In the 1940s, Victor Mature appeared in several different types of films—comedy, adventure, drama, musical and suspense—and became a very popular film idol with many adoring female fans. Putting acting on hold, Mature joined the U.S. Coast Guard during World War II. He continued to be to a in-demand leading man in the 1950s and appeared in several more epic films, making his last film in 1984.
Actor. Born on January 29, 1913, in Louisville, Kentucky. The son of an Austrian scissors grinder, Mature left school at the age of 15. He then took on a string of odd jobs to support himself, including selling candy. Four years later, he headed out to Hollywood.
Mature started his acting career at the Pasadena Community Playhouse, appearing in more than 60 plays. He got a small role in 1939's The Housekeeper's Daughter, making his first on-screen appearance. He graduated to a more substantial part in the movie One Million B.C. (1940). The film made him a star and was the first of many roles that showcased his good looks and muscular physique.
In the early 1940s, Mature appeared in several different types of films - comedy, adventure, drama, and suspense. He even appeared in such musicals as No, No, Nanette (1940), Seven Days' Leave (1942) with Lucille Ball, and My Gal Sal (1942) with Rita Hayworth. Mature starred in a number of films opposite Betty Grable, including I Wake Up Screaming (1941) and Footlight Serenade (1942). Sometimes called "the Hunk," he became a very popular film idol and had many adoring female fans.
Putting acting on hold, Mature joined the U.S. Coast Guard during World War II. After the war, Mature returned to Hollywood and turned in arguably two of his best performances. In the John Ford-directed western My Darling Clementine (1946), Mature played the legendary Dr. John "Doc" Holliday alongside Henry Fonda as Wyatt Earp. In the crime drama Kiss of Death (1947), he starred as Nick Bianco, an ex-con who tries to go straight, but is menaced by someone from his criminal past.
Two years later, Mature took on one of his most famous roles as the long-haired hero in the biblical epic Samson and Delilah (1949). He starred opposite Hedy Lamarr as the legendary temptress. Mature continued to be to a in-demand leading man in the 1950s and appeared in several more epic films, such as The Robe (1953), The Egyptian (1954), and Hannibal (1960).

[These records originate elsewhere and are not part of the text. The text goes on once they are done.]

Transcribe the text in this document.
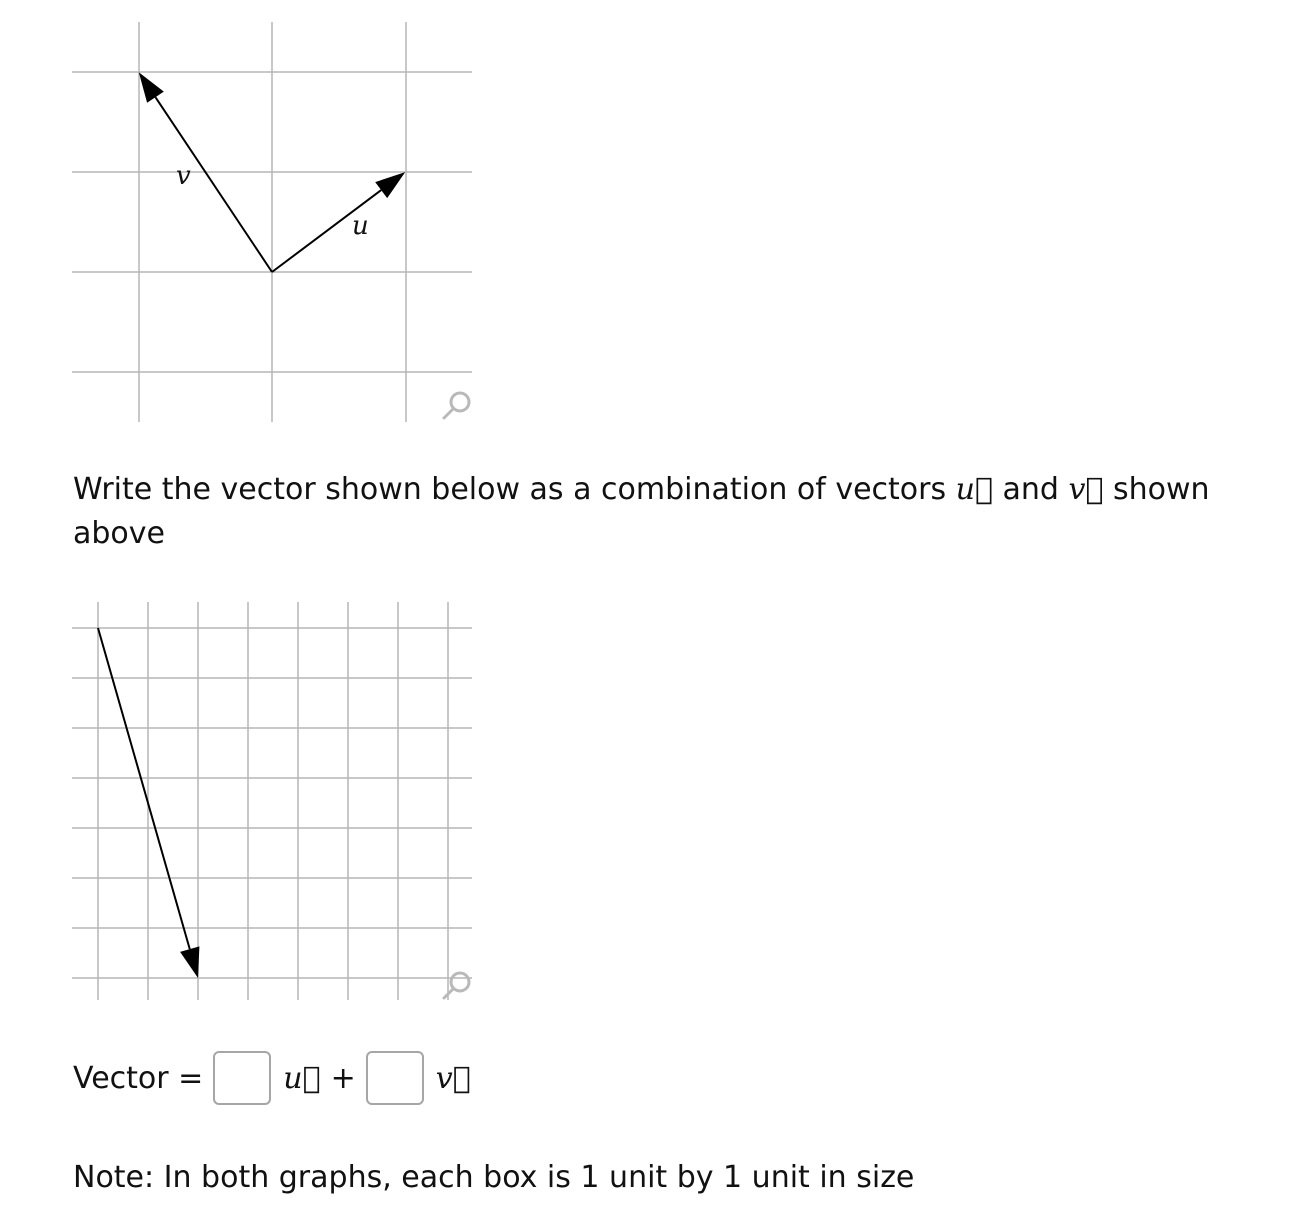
v
u

Write the vector shown below as a combination of vectors u⃗ and v⃗ shown above

Vector =	u⃗ +	v⃗

Note: In both graphs, each box is 1 unit by 1 unit in size
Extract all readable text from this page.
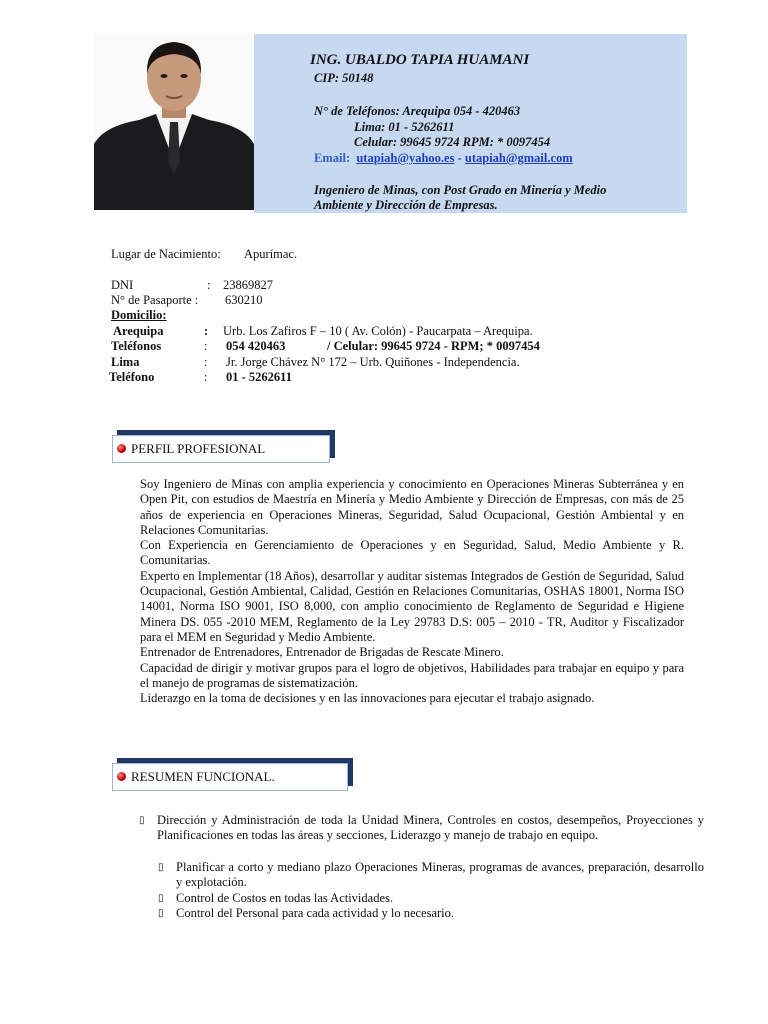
ING. UBALDO TAPIA HUAMANI
CIP: 50148
N° de Teléfonos: Arequipa 054 - 420463
Lima: 01 - 5262611
Celular: 99645 9724 RPM: * 0097454
Email: utapiah@yahoo.es - utapiah@gmail.com
Ingeniero de Minas, con Post Grado en Minería y Medio
Ambiente y Dirección de Empresas.
Lugar de Nacimiento: Apurímac.
DNI	: 23869827
N° de Pasaporte : 630210
Domicilio:
Arequipa	: Urb. Los Zafiros F – 10 ( Av. Colón) - Paucarpata – Arequipa.
Teléfonos	: 054 420463	/ Celular: 99645 9724 - RPM; * 0097454
Lima	: Jr. Jorge Chávez N° 172 – Urb. Quiñones - Independencia.
Teléfono	: 01 - 5262611
PERFIL PROFESIONAL

Soy Ingeniero de Minas con amplia experiencia y conocimiento en Operaciones Mineras Subterránea y en Open Pit, con estudios de Maestría en Minería y Medio Ambiente y Dirección de Empresas, con más de 25 años de experiencia en Operaciones Mineras, Seguridad, Salud Ocupacional, Gestión Ambiental y en Relaciones Comunitarias.

Con Experiencia en Gerenciamiento de Operaciones y en Seguridad, Salud, Medio Ambiente y R. Comunitarias.

Experto en Implementar (18 Años), desarrollar y auditar sistemas Integrados de Gestión de Seguridad, Salud Ocupacional, Gestión Ambiental, Calidad, Gestión en Relaciones Comunitarias, OSHAS 18001, Norma ISO 14001, Norma ISO 9001, ISO 8,000, con amplio conocimiento de Reglamento de Seguridad e Higiene Minera DS. 055 -2010 MEM, Reglamento de la Ley 29783 D.S: 005 – 2010 - TR, Auditor y Fiscalizador para el MEM en Seguridad y Medio Ambiente.

Entrenador de Entrenadores, Entrenador de Brigadas de Rescate Minero.

Capacidad de dirigir y motivar grupos para el logro de objetivos, Habilidades para trabajar en equipo y para el manejo de programas de sistematización.

Liderazgo en la toma de decisiones y en las innovaciones para ejecutar el trabajo asignado.

RESUMEN FUNCIONAL.
▯ Dirección y Administración de toda la Unidad Minera, Controles en costos, desempeños, Proyecciones y Planificaciones en todas las áreas y secciones, Liderazgo y manejo de trabajo en equipo.
▯ Planificar a corto y mediano plazo Operaciones Mineras, programas de avances, preparación, desarrollo y explotación.
▯ Control de Costos en todas las Actividades.
▯ Control del Personal para cada actividad y lo necesario.
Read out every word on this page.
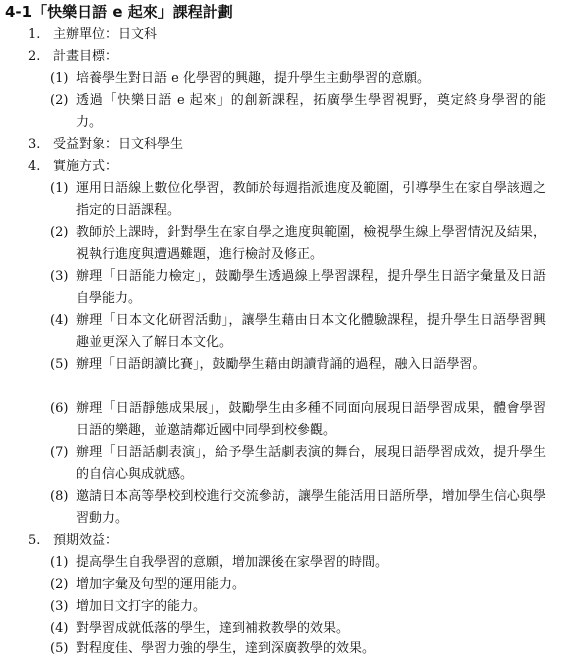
4-1「快樂日語 e 起來」課程計劃
1. 主辦單位：日文科
2. 計畫目標：
(1) 培養學生對日語 e 化學習的興趣，提升學生主動學習的意願。
(2) 透過「快樂日語 e 起來」的創新課程，拓廣學生學習視野，奠定終身學習的能力。
3. 受益對象：日文科學生
4. 實施方式：
(1) 運用日語線上數位化學習，教師於每週指派進度及範圍，引導學生在家自學該週之指定的日語課程。
(2) 教師於上課時，針對學生在家自學之進度與範圍，檢視學生線上學習情況及結果，視執行進度與遭遇難題，進行檢討及修正。
(3) 辦理「日語能力檢定」，鼓勵學生透過線上學習課程，提升學生日語字彙量及日語自學能力。
(4) 辦理「日本文化研習活動」，讓學生藉由日本文化體驗課程，提升學生日語學習興趣並更深入了解日本文化。
(5) 辦理「日語朗讀比賽」，鼓勵學生藉由朗讀背誦的過程，融入日語學習。
(6) 辦理「日語靜態成果展」，鼓勵學生由多種不同面向展現日語學習成果，體會學習日語的樂趣，並邀請鄰近國中同學到校參觀。
(7) 辦理「日語話劇表演」，給予學生話劇表演的舞台，展現日語學習成效，提升學生的自信心與成就感。
(8) 邀請日本高等學校到校進行交流參訪，讓學生能活用日語所學，增加學生信心與學習動力。
5. 預期效益：
(1) 提高學生自我學習的意願，增加課後在家學習的時間。
(2) 增加字彙及句型的運用能力。
(3) 增加日文打字的能力。
(4) 對學習成就低落的學生，達到補救教學的效果。
(5) 對程度佳、學習力強的學生，達到深廣教學的效果。
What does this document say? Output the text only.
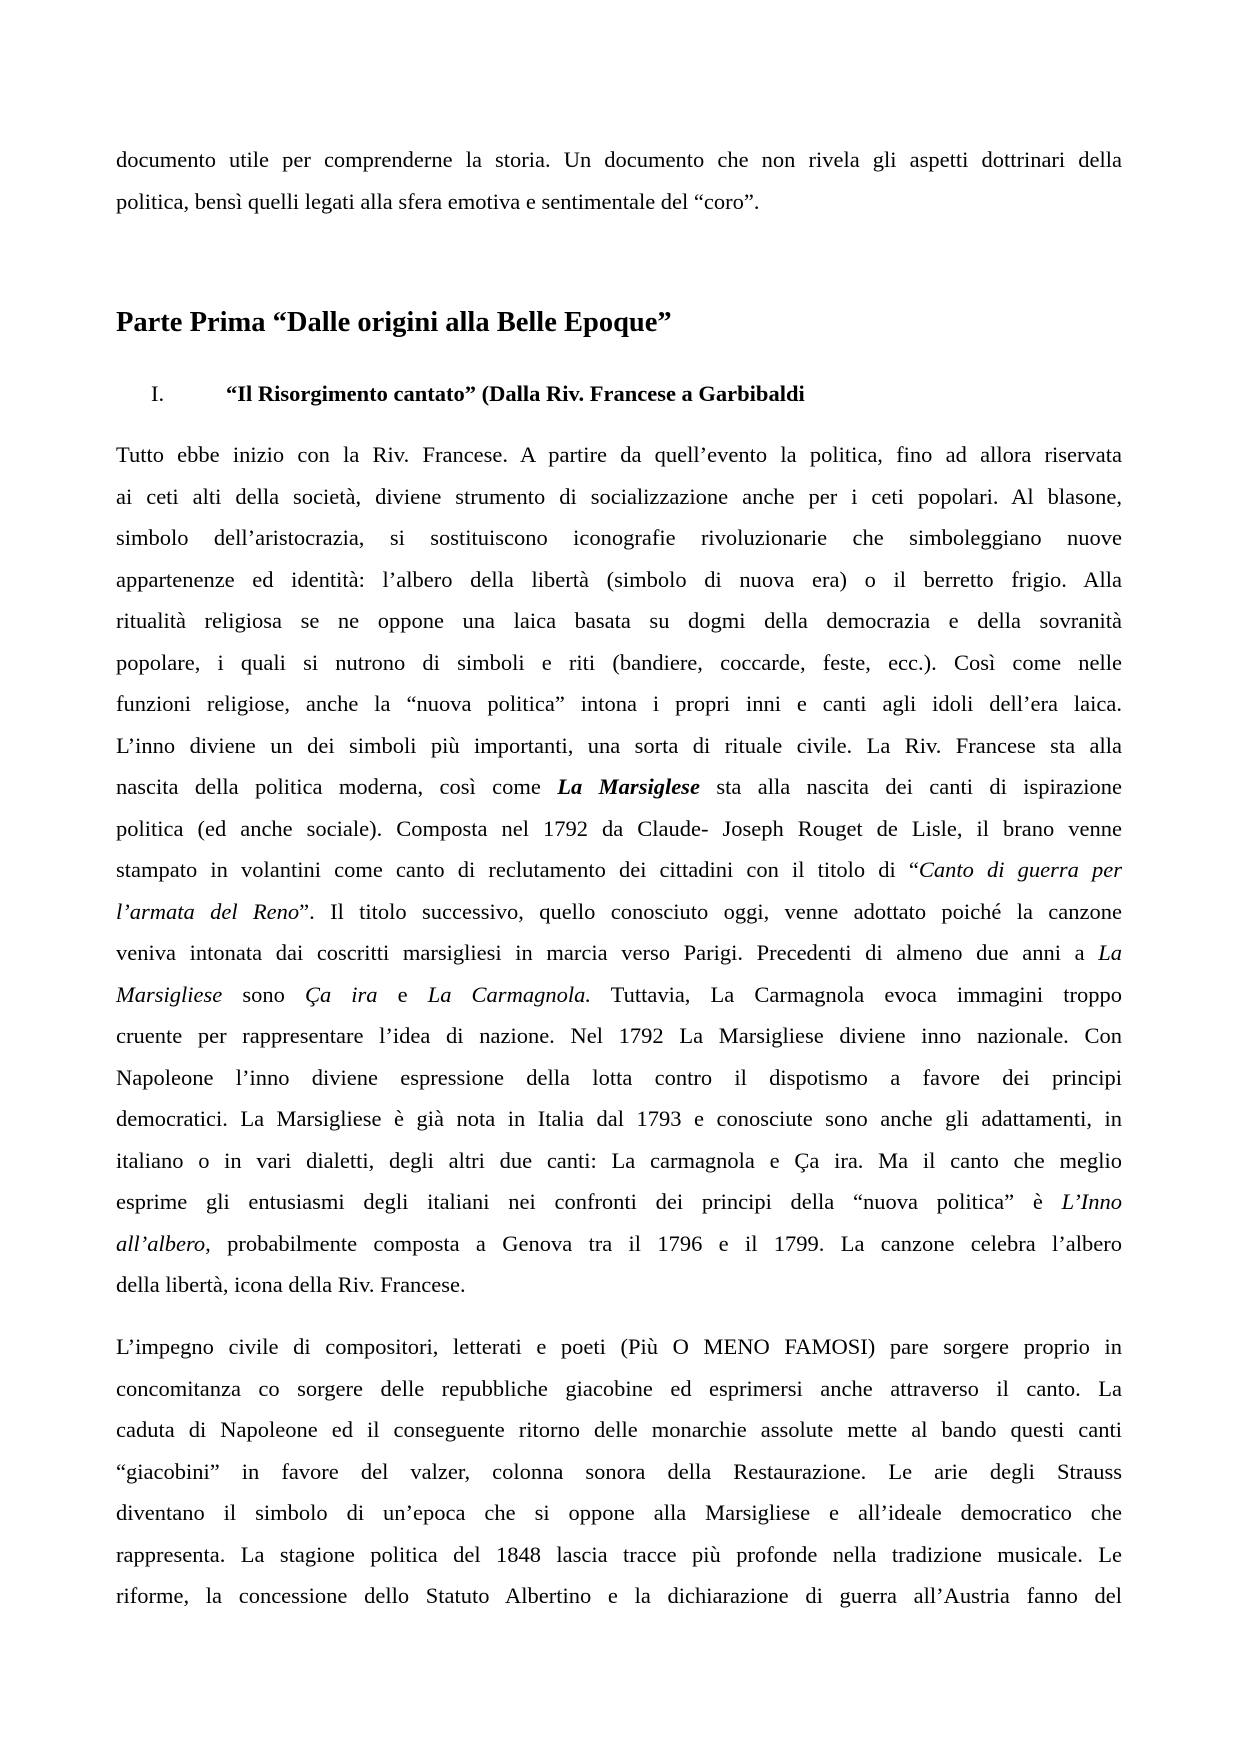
documento utile per comprenderne la storia. Un documento che non rivela gli aspetti dottrinari della
politica, bensì quelli legati alla sfera emotiva e sentimentale del “coro”.
Parte Prima “Dalle origini alla Belle Epoque”
I.	“Il Risorgimento cantato” (Dalla Riv. Francese a Garbibaldi
Tutto ebbe inizio con la Riv. Francese. A partire da quell’evento la politica, fino ad allora riservata
ai ceti alti della società, diviene strumento di socializzazione anche per i ceti popolari. Al blasone,
simbolo dell’aristocrazia, si sostituiscono iconografie rivoluzionarie che simboleggiano nuove
appartenenze ed identità: l’albero della libertà (simbolo di nuova era) o il berretto frigio. Alla
ritualità religiosa se ne oppone una laica basata su dogmi della democrazia e della sovranità
popolare, i quali si nutrono di simboli e riti (bandiere, coccarde, feste, ecc.). Così come nelle
funzioni religiose, anche la “nuova politica” intona i propri inni e canti agli idoli dell’era laica.
L’inno diviene un dei simboli più importanti, una sorta di rituale civile. La Riv. Francese sta alla
nascita della politica moderna, così come La Marsiglese sta alla nascita dei canti di ispirazione
politica (ed anche sociale). Composta nel 1792 da Claude- Joseph Rouget de Lisle, il brano venne
stampato in volantini come canto di reclutamento dei cittadini con il titolo di “Canto di guerra per
l’armata del Reno”. Il titolo successivo, quello conosciuto oggi, venne adottato poiché la canzone
veniva intonata dai coscritti marsigliesi in marcia verso Parigi. Precedenti di almeno due anni a La
Marsigliese sono Ça ira e La Carmagnola. Tuttavia, La Carmagnola evoca immagini troppo
cruente per rappresentare l’idea di nazione. Nel 1792 La Marsigliese diviene inno nazionale. Con
Napoleone l’inno diviene espressione della lotta contro il dispotismo a favore dei principi
democratici. La Marsigliese è già nota in Italia dal 1793 e conosciute sono anche gli adattamenti, in
italiano o in vari dialetti, degli altri due canti: La carmagnola e Ça ira. Ma il canto che meglio
esprime gli entusiasmi degli italiani nei confronti dei principi della “nuova politica” è L’Inno
all’albero, probabilmente composta a Genova tra il 1796 e il 1799. La canzone celebra l’albero
della libertà, icona della Riv. Francese.
L’impegno civile di compositori, letterati e poeti (Più O MENO FAMOSI) pare sorgere proprio in
concomitanza co sorgere delle repubbliche giacobine ed esprimersi anche attraverso il canto. La
caduta di Napoleone ed il conseguente ritorno delle monarchie assolute mette al bando questi canti
“giacobini” in favore del valzer, colonna sonora della Restaurazione. Le arie degli Strauss
diventano il simbolo di un’epoca che si oppone alla Marsigliese e all’ideale democratico che
rappresenta. La stagione politica del 1848 lascia tracce più profonde nella tradizione musicale. Le
riforme, la concessione dello Statuto Albertino e la dichiarazione di guerra all’Austria fanno del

At the age of 46, Mature retired from Hollywood. He moved to Rancho Santa Fe, California, and spent his time playing golf and pursuing his hobbies. He was lured back into acting a few times over the years, appearing such films as After the Fox (1966) with Peter Sellers and Every Little Crook and Nanny (1972) with Lynn Redgrave. He made his television debut in Samson and Delilah (1984) as Samson's father. This role turned out to be his last.
Mature died after battling cancer on August 4, 1999, in Rancho Santa Fe, California. He married five times, but his first two were very brief. Mature married for third time in 1948 but got divorced in 1955. His fourth marriage to Adrienne Joy Urwick in 1959 lasted a decade. In 1974, he married Lorey Sabena, and they had a daughter named Victoria. Besides his many marriages, Mature was romantically linked to co-star Rita Hayworth and other several other actresses.